Utah Third District Court
- In office November 2004 – January 1, 2015
- Appointed by: Olene Walker

= John Paul Kennedy =

American judge

John Paul Kennedy (fl. 1966 – 2015) is a retired Third Judicial District court judge in Salt Lake County, Utah. He was appointed to the bench in 2004 and retired as of January 1, 2015, to begin private practice as a mediator/arbitrator.
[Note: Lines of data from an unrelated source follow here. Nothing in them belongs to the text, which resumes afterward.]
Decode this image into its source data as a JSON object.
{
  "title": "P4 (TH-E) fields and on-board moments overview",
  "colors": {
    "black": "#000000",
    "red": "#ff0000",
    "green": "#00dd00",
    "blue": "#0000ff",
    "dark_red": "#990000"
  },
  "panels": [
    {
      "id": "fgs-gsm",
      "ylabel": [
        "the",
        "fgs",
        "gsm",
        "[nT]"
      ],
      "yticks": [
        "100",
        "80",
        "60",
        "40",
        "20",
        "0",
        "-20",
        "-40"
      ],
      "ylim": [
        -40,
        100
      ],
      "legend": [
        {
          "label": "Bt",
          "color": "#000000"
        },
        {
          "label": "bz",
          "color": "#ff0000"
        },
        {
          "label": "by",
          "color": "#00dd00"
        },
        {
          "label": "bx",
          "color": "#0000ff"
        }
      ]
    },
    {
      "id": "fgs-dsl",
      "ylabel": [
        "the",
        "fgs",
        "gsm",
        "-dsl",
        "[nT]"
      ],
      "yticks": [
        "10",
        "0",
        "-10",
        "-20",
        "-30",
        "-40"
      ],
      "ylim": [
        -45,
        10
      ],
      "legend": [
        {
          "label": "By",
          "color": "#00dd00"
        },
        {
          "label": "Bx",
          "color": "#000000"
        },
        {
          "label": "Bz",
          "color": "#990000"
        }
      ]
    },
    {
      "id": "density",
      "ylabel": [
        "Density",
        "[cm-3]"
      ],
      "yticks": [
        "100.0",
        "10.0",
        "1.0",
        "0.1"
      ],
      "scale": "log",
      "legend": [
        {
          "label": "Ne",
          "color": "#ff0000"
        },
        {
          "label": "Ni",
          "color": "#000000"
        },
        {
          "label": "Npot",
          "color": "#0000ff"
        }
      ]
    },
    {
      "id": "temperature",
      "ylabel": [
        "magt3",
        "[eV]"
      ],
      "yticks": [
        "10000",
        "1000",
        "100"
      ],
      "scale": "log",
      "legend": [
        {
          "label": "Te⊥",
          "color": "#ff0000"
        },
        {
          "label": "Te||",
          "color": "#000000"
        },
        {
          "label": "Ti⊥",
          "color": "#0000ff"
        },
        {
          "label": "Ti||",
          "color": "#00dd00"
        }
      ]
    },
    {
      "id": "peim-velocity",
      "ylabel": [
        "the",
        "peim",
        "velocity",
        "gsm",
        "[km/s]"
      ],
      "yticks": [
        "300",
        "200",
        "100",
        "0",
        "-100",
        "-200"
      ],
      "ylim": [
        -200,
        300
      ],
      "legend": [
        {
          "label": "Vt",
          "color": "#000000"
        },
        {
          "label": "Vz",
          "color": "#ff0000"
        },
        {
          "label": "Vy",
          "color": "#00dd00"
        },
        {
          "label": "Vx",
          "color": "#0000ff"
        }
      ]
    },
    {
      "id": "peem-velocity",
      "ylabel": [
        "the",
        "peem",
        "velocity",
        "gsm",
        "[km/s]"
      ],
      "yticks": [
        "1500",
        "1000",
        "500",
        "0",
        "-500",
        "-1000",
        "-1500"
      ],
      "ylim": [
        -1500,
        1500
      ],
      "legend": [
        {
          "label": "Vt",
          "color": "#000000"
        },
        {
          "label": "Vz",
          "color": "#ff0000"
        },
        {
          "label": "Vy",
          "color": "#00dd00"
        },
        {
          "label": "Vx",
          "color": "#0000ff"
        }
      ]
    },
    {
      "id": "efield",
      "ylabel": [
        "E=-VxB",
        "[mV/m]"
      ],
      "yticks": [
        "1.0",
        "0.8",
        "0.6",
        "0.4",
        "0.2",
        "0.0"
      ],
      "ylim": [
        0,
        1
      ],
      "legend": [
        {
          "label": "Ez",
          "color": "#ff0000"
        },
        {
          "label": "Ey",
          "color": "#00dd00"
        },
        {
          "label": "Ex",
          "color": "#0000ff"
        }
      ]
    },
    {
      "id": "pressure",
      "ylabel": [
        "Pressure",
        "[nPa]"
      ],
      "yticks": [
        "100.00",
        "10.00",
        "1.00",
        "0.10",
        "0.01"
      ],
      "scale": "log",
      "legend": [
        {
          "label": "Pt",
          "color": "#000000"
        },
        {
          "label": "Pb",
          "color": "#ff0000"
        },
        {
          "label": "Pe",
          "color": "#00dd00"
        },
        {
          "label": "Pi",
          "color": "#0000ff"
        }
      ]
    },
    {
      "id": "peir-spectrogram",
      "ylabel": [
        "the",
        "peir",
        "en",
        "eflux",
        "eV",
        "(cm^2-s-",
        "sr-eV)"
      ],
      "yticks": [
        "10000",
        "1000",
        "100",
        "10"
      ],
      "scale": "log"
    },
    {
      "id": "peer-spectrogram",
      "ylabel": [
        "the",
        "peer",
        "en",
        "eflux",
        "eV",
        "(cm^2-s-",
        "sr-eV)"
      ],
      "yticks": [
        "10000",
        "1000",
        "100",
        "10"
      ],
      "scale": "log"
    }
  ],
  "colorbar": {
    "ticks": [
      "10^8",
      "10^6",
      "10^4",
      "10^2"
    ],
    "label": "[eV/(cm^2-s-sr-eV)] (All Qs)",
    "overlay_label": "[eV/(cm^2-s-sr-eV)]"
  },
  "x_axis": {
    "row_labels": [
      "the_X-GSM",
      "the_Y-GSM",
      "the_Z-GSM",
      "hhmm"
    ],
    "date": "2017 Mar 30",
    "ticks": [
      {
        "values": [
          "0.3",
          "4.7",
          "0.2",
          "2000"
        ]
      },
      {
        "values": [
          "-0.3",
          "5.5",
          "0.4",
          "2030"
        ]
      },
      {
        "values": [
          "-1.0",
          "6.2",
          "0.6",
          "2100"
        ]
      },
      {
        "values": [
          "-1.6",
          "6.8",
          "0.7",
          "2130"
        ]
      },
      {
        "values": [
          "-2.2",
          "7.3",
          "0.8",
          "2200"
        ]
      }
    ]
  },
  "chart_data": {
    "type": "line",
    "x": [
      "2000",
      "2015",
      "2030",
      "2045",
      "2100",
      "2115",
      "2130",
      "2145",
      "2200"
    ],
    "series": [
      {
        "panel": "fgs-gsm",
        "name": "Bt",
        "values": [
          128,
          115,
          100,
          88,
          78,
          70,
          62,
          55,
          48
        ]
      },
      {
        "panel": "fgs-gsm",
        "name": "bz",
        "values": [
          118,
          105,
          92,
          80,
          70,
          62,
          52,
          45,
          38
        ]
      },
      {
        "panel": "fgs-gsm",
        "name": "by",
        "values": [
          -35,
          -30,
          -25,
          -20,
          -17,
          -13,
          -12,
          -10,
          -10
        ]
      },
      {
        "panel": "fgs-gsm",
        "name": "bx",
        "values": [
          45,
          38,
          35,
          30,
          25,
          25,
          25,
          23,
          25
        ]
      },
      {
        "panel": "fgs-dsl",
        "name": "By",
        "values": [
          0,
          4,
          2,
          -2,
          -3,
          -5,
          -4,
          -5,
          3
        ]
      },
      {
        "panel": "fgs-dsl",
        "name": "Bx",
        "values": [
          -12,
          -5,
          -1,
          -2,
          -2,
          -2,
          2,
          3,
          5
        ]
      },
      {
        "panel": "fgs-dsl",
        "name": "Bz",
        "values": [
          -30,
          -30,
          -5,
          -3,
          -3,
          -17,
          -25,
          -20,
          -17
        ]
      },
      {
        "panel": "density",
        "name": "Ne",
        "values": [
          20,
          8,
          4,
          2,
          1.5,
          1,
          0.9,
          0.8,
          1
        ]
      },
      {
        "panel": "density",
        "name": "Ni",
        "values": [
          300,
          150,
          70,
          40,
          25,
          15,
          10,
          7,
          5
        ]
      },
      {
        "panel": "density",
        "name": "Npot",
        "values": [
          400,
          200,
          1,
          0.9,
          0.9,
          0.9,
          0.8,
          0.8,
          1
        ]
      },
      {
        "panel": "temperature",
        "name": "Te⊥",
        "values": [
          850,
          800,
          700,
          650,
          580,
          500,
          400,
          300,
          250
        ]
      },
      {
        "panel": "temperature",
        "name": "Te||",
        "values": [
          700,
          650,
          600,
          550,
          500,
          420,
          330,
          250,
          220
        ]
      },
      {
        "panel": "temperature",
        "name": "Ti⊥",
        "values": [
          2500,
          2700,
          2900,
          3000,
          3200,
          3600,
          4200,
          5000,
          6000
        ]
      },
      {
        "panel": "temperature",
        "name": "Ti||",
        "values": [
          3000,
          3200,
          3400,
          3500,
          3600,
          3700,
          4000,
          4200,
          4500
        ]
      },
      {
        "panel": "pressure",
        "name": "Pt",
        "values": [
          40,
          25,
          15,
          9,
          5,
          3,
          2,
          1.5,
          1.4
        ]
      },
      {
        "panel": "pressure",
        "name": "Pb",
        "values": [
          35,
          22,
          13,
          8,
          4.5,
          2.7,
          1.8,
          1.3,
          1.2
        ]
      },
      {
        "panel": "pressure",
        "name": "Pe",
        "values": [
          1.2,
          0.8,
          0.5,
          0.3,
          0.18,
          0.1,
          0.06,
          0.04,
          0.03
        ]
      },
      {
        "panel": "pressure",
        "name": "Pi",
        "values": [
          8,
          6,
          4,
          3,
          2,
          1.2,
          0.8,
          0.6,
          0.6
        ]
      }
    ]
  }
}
== Early years and education ==

John Paul Kennedy was born and raised in Minneapolis, Minnesota. He resided there through completion of high school. In elementary school he lived for two years in the area of Boston, Massachusetts, and four years in Milwaukee, Wisconsin. He attended Harvard University graduating with honors in 1963. In his senior year, he married his wife, whom he met while attending Harvard. Judge Kennedy was captain of the Harvard Freshman and Varsity fencing teams. He received his law degree from Stanford University in 1966, where he was a member of the board of editors of the Stanford Law Review.

Kennedy authored articles for the Stanford Law Review such as "Toward Expediting Labor Injunctions under § 10(l) of the Taft-Hartley Act" and "Res Ipsa Loquitur Requires Nursery School to Explain Pupil's Injuries: Res Ipsa Loquitur. Burden of Proof. Infants. Schools and School Districts".

== Legal career ==

During his 30+ years as a practicing attorney, Kennedy has been involved in some significant litigation. He practiced law in Chicago, Illinois, from 1966 until 1972. Upon arriving in Utah, Kennedy was a partner in various Salt Lake City law firms, including Boyden & Kennedy, Nielson & Senior, and Edwards, McCoy & Kennedy. During his career, his practice focused on labor law, employment relations, and Indian affairs. He served as attorney general or assistant attorney general for seven Indian tribal governments. He is a member of the American Bar Association, the Utah State Bar Association and the Salt Lake County Bar Association. Following retirement from the bench, he re-entered private practice as a mediator/arbitrator under the name John Kennedy Mediation LLC.

== Notable Cases as a Lawyer ==

=== Supreme Court of the United States ===

- Digital Equipment Corporation, Petitioner v. Desktop Direct, Inc. (1994)

=== US District Courts ===

- Sidney v. MacDonald (1982)
- Cleveland v. Andress (1978)
- Hopi Tribe v. Watt (1982)
- Utah v. United States DOI

=== US Courts of Appeals ===

- McCurdy v. Steele (1974)
- Desktop Direct v. Digital Equip. Corp. (1993)
- Sekaquaptewa v. MacDonald (1978, 1980)
- Stout v. Te-Moak Tribe of W. Shoshone (2000)

== Judicial career ==

Judge Kennedy was certified by the Utah Judicial Council to stand for retention in 2008 after having satisfactorily pass his judicial performance evaluations by attorneys and jurors. Judge Kennedy was successfully retained in office by Utah voters. The litigation section of the Utah State Bar has published a "Bench Book" outlining the courtroom practices and preferences of Judge Kennedy.

== Personal background ==

In 2001, Judge Kennedy chose to take a sabbatical to serve a mission for the Church of Jesus Christ of Latter-day Saints in St. Petersburg, Russia. (He was the president of the church's mission in St. Petersburg.) He remained there until his return to Utah in September 2004. During this time abroad, he learned to speak some conversational Russian . He and his wife have 6 children.